Strand Three raises other categorical questions, such as when are other educational alternatives to be considered part of a “uniform system of common schools?”   For example, there are three forms of charter schools in Nevada depending on their sponsorship: District, University/College, and those approved by the State Public Charter School Authority.  The latter category gets us into some Alphabet Soup.  A private charter hires an ESP (Educational Service Provider) to handle day to day operations, and this management comes in two forms, the CMO and the EMO.  (Charter Management Organization, and Educational Management Organization) The EMO’s are more often those corporations which can afford to purchase school facilities.  Once the Alphabet Soup is sorted, it’s easier to examine the program management to see if it fits the template of a school’s definition of an institution fitting into a framework of “a uniform system of common schools.”

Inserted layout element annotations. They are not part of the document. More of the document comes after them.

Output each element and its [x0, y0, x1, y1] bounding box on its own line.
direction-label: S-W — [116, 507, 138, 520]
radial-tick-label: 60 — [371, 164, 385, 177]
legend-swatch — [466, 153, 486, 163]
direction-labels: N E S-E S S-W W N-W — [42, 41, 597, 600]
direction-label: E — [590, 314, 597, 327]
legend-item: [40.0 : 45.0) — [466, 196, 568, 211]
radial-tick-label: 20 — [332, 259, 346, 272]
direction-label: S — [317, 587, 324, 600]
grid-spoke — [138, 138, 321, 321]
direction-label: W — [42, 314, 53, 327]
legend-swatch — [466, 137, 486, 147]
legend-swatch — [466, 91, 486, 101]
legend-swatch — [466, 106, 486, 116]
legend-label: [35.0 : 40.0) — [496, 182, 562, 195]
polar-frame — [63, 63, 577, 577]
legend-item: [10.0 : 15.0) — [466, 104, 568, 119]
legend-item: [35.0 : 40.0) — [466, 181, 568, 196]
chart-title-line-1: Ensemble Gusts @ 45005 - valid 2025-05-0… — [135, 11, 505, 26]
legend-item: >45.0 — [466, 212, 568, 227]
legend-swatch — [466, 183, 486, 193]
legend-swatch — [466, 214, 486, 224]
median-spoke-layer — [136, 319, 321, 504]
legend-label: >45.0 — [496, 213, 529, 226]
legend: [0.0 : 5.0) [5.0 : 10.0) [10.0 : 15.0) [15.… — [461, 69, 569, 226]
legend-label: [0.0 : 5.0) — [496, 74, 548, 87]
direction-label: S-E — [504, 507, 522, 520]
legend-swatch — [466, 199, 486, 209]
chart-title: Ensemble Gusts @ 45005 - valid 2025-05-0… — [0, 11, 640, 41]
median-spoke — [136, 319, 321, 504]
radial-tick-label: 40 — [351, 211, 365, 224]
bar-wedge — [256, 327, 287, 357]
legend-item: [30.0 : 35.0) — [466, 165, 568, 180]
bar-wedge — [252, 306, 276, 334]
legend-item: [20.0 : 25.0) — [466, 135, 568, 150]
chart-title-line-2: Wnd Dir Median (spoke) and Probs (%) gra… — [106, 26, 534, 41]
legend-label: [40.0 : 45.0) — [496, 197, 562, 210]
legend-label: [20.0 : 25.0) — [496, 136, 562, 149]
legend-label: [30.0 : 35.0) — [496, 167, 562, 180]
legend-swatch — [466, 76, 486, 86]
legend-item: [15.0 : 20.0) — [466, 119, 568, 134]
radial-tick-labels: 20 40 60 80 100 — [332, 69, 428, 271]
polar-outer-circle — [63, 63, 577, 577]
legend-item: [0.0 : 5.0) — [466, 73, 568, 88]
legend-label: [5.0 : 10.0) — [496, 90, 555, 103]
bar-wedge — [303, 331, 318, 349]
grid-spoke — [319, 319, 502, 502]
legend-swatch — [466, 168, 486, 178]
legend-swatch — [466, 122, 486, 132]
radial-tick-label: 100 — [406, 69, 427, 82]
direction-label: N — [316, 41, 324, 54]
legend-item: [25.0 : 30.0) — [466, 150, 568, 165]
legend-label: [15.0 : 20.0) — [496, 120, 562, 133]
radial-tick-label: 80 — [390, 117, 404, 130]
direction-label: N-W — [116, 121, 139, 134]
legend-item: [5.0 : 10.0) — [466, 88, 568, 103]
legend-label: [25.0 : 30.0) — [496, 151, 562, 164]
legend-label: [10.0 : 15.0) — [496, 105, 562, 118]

The extensive provisions of NRS 386 on Charter Schools should give some assurance of public accountability. There is an annual report from the Sponsor  NRS 386.610: For each charter school that it sponsors with a written charter, an evaluation of the progress of each such charter school in achieving the educational goals and objectives of the written charter. And, For each charter school that it sponsors with a charter contract, a summary evaluating the academic, financial and organizational performance of the charter school, as measured by the performance indicators, measures and metrics set forth in the performance framework for the charter school.  Three consecutive years of underperformance and determined by the CMO/EMO evaluation standards, and they’re out.

Not surprisingly, most of the Nevada charter schools are located in the Las Vegas suburban area.  Nor is it any great surprise that the ethnicity of 61.61% of the state charters is White, as compared to 35.98% statewide, and while the composition of public schools is about 40.56% Hispanic, the state charters enroll only 16.11% of that student population subset. [NVReport Card]  Surely, schools part of a “uniform system of common schools” would have enrollment statistics which better mirror those of the public schools? 

Thus, the question: If a school, while adhering to the testing regime of the State, isn’t representative of the enrollment of the “common schools” using even the most broad statewide description, does it qualify for public funding for its operations?  And, may a school, with the permission of the state, expend public funds if it fails to offer the same programs for special students as are required in the public schools?  In other words, do we have one system of common schools or two?

Who’s Choosing?

Heaven forbid I’m bashing private schooling – I’m one of its products.  However, I am also one who believes that private schooling is a choice, a choice made by parents who don’t want to avail themselves of the choice to send the kids to the public school.  Taxes are paid into state and local coffers for the maintenance of “a uniform system of common schools,” so that every other youngster in town who isn’t a parish member or having the luck to be born to parents who can afford private education,  isn’t denied  schooling.   The passage of the ESA legislation simply means I don’t have the choice NOT to pay for someone else’s choice to attend a private school.